Schön, den Cliffhanger hat Lee damit ganz schön hochgereizt. Von daher ist am Spannungsaufbau nichts weiter auszusetzen. Ich weiß allerdings bereits, daß in FV # 46 (= US-FF # 50) nur noch zehn Seiten benötigt werden, bis Galactus entnervt und unverrichteter Dinge wieder abziehen wird. Mehr dazu nächstes Mal. Ich hatte, speziell jetzt beim Wiederlesen von „Ist dies der Jüngste Tag?“ den Eindruck, daß die Story insgesamt mitunter hart an unfreiwilliger Komik vorbeischrammt. Einerseits ist es schwer vorstellbar, daß einer wie Galactus wirklich die Energie des gesamten Planeten absorbieren kann. Er ist zwar ein Riese, aber im Vergleich zur Erde ebenso ein Winzling wie jeder Mensch. Andererseits wirkt er, trotz aller Versuche, ihn unbegreiflich erscheinen zu lassen, letztlich doch allzu menschlich. Seine Souveränität läßt er schnell fallen. Er ist relativ leicht aus dem Konzept zu bringen und reagiert darauf ziemlich engstirnig und unbeherrscht. Man muß freilich bedenken, daß eine Figur wie er damals noch absolut neu war (ob es bei DC Ähnliches gab, weiß ich allerdings nicht mit Bestimmtheit). Er wird also überzeugender gewirkt haben als heute.

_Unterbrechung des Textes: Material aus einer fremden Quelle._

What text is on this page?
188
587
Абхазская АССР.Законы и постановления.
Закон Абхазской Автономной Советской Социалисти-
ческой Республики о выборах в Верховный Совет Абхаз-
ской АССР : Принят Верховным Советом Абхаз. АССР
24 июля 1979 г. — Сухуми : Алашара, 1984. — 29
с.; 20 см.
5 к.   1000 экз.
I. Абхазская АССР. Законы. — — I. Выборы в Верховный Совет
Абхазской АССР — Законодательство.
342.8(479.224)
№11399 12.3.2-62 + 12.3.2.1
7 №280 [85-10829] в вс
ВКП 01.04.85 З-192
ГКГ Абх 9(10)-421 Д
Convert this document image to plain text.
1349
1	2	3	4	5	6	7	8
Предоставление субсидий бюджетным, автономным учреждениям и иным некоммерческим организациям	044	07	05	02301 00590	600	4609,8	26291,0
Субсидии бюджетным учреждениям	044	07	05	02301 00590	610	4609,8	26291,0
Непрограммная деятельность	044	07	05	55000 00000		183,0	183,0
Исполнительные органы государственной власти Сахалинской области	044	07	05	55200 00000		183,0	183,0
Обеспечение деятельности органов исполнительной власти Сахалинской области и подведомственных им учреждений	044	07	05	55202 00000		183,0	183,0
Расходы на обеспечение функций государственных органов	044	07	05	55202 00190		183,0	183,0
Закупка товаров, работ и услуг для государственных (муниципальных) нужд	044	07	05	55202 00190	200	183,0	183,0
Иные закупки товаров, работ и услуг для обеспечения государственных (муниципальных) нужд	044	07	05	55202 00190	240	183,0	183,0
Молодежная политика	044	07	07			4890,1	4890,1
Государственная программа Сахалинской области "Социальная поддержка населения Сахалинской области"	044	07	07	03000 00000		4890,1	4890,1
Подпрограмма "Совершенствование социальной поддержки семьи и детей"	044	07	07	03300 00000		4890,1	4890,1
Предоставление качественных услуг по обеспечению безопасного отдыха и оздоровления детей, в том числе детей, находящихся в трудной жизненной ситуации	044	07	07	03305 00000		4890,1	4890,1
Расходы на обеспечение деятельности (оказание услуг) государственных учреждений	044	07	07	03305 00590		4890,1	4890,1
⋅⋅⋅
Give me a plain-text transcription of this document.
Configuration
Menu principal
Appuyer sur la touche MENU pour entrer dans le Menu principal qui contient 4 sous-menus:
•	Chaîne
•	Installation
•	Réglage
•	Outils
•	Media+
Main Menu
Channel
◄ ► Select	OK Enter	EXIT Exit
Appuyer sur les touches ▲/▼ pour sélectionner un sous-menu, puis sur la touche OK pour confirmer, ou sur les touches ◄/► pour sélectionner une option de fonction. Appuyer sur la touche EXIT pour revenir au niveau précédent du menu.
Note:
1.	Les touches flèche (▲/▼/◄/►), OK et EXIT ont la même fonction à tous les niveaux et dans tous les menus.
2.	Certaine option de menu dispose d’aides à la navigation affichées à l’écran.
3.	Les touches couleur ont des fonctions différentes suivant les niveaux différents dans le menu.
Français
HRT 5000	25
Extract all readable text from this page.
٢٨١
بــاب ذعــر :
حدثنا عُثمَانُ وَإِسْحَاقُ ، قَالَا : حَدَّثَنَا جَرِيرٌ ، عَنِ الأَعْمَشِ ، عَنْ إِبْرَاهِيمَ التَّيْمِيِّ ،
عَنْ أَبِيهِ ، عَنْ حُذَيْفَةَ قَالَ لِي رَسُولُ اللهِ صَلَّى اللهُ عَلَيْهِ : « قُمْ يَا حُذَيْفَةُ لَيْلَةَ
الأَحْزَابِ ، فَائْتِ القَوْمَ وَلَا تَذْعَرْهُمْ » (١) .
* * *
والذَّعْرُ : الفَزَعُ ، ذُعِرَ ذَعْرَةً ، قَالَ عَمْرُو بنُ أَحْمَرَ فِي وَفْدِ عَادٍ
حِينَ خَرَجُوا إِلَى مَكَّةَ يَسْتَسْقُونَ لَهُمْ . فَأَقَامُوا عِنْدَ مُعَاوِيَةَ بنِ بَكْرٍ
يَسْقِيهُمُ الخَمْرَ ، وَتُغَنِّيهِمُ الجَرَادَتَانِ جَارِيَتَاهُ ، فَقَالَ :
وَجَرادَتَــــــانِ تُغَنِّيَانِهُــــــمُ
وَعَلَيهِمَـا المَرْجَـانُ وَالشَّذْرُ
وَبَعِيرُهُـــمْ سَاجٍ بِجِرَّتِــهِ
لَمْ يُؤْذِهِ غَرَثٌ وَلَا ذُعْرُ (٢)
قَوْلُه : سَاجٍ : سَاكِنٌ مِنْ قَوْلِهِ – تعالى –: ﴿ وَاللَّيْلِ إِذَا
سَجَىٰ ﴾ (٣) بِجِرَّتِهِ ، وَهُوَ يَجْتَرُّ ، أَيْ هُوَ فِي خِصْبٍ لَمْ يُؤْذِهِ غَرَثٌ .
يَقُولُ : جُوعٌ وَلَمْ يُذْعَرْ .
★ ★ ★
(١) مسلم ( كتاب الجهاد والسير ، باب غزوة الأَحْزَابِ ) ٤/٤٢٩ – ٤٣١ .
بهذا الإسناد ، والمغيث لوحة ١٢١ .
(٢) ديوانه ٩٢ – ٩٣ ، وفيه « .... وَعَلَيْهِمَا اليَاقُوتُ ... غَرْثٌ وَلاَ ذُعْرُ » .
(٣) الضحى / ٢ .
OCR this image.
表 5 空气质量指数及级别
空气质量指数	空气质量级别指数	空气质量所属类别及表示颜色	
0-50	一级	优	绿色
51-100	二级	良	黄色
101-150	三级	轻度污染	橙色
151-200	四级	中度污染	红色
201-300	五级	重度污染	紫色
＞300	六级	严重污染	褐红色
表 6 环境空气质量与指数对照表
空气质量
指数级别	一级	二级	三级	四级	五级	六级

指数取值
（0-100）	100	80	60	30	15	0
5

Wenn ich Galactus als wenig überzeugend kritisiere, trifft das auch die Grafik von Jack Kirby und Joe Sinnott. Man kann aber sagen, daß sie ihr Bestes tun. Bizarre Wesen aus dem All mit höchst komplizierten Maschinen im Koffer sind Kirbys Spezialität, und hier haben wir eines der Musterbeispiele dafür, wie er das visualisiert. Es ist allerdings gut, daß die Techno-Gigantomanie immer wieder durch Szenen mit den FV oder mit Alicia unterbrochen wird, denn sonst käme es wohl zum grafischen Overkill – so etwas ist in späteren Serien wie etwa „New Gods“ oder „Captain Victory“ zu besichtigen, wo sich solche Ansichten dann rasch abnutzen. Das Cover ist zweifellos ein Klassiker, aber ich finde doch das eine oder andere zu bemäkeln. Nur hier schießen Galactus Strahlen aus den Fingern. Nur hier fliehen die FV vor Galactus. Und den Silberstürmer finde ich auch etwas unmotiviert ins Bild montiert. Trotzdem ziert diese Bild zweifellos zu Recht das Cover des Hachette-Classic-Fantastic-Four-Bandes.

(Zu viel Sprechblasentext und zu schwülstige Dialoge haben mich bei dieser Ausgabe nicht besonders gestört - beides kommt bei Marvel schon mal vor...)

Noch 'ne Anmerkung: Michi Diers gibt als US-Vorlage Fantastic Four # 48 an - ich habe die Ausgabe zwar nicht, bin mir aber doch ziemlich sicher, daß es die # 49 ist.